Desert Concorso from the press box

The view from on top of the press box. Ferraris are in center field, Astons in right.

Something that set this show apart, and demonstrated the need to fill out a field at a young show, was the number of more commonplace, fairly unremarkable modern cars. There were couple-year-old Mercedes and BMWs, some older Triumphs and, of course, the requisite handful of Lamborghini Gallardos. But there was also one each of the modern supercar triumvirate of Porsche 918, Ferrari LaFerrari and McLaren P1 at the show. There was variety like you don’t see at other, older, more established and more focused shows.

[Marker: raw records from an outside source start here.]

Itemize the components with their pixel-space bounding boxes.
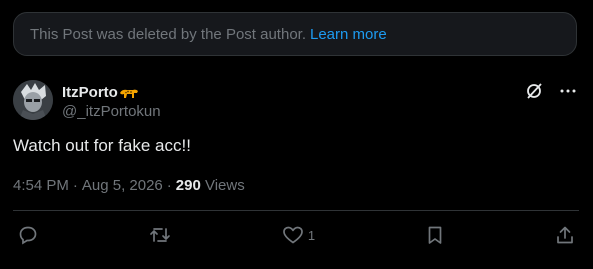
post-time[interactable]: 4:54 PM bbox=[13, 177, 69, 194]
bookmark-icon bbox=[426, 225, 444, 245]
grok-icon[interactable] bbox=[523, 80, 545, 102]
like-count: 1 bbox=[307, 227, 316, 243]
display-name-text: ItzPorto bbox=[62, 84, 118, 101]
avatar[interactable] bbox=[13, 80, 53, 120]
post-top-actions bbox=[523, 80, 579, 102]
author-handle[interactable]: @_itzPortokun bbox=[62, 102, 161, 122]
deleted-post-notice: This Post was deleted by the Post author… bbox=[13, 12, 577, 56]
repost-icon bbox=[149, 225, 171, 245]
leopard-emoji-icon bbox=[119, 86, 139, 100]
divider bbox=[13, 210, 579, 211]
deleted-notice-text: This Post was deleted by the Post author… bbox=[30, 25, 306, 43]
post-date[interactable]: Aug 5, 2026 bbox=[82, 177, 163, 194]
repost-button[interactable] bbox=[149, 225, 171, 245]
more-options-icon[interactable] bbox=[557, 80, 579, 102]
post-text: Watch out for fake acc!! bbox=[13, 136, 191, 155]
views-label: Views bbox=[204, 177, 245, 194]
post-meta: 4:54 PM · Aug 5, 2026 · 290 Views bbox=[13, 177, 245, 194]
post-header: ItzPorto @_itzPortokun bbox=[13, 78, 579, 122]
heart-icon bbox=[282, 225, 304, 245]
meta-separator: · bbox=[166, 177, 172, 194]
like-button[interactable]: 1 bbox=[282, 225, 315, 245]
views-count: 290 bbox=[175, 177, 201, 194]
reply-button[interactable] bbox=[18, 225, 38, 245]
author-name-block: ItzPorto @_itzPortokun bbox=[62, 84, 161, 122]
meta-separator: · bbox=[72, 177, 78, 194]
post-action-bar: 1 bbox=[18, 222, 575, 248]
share-button[interactable] bbox=[555, 225, 575, 245]
bookmark-button[interactable] bbox=[426, 225, 444, 245]
learn-more-link[interactable]: Learn more bbox=[310, 26, 387, 43]
reply-icon bbox=[18, 225, 38, 245]
share-icon bbox=[555, 225, 575, 245]
author-display-name[interactable]: ItzPorto bbox=[62, 84, 161, 102]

“Desert Concorso, in only its second year, is developing a unique flavor — kind of a Concorso Italiano for snow birds who like a little English and American seasoning in their Italian car shows,” said co-emcee Keith Martin, publisher of Sports Car Market.

McDowell has a grand vision for Desert Concorso that includes a week’s worth of activities anchored by his show on the first weekend and the McCormick’s Collector Car Auction on the second weekend. In between there would be other events, maybe a rally, maybe other things. This is only the second year. The night before this year’s Desert Concorso, there was a Jet Center Party at Thermal Airport to the east of Palm Springs. We didn’t attend that, but it sounded like fun. There were reports that a Ferrari LaFerrari hit 200 mph on Thermal’s private runway, but we couldn’t confirm that.

“We want to build some more events to fill out the week,” said McDowell. “We’d like to have a rally and some other events.”

We are guessing many car enthusiasts would like that, too. Given its spot on the calendar, its history as a sports-car race venue and the enthusiasm of the city of Palm Springs, there’s no reason this couldn’t grow into a must-do car week to offer a winter counterbalance to Pebble one day. They just have to move it out of the infield.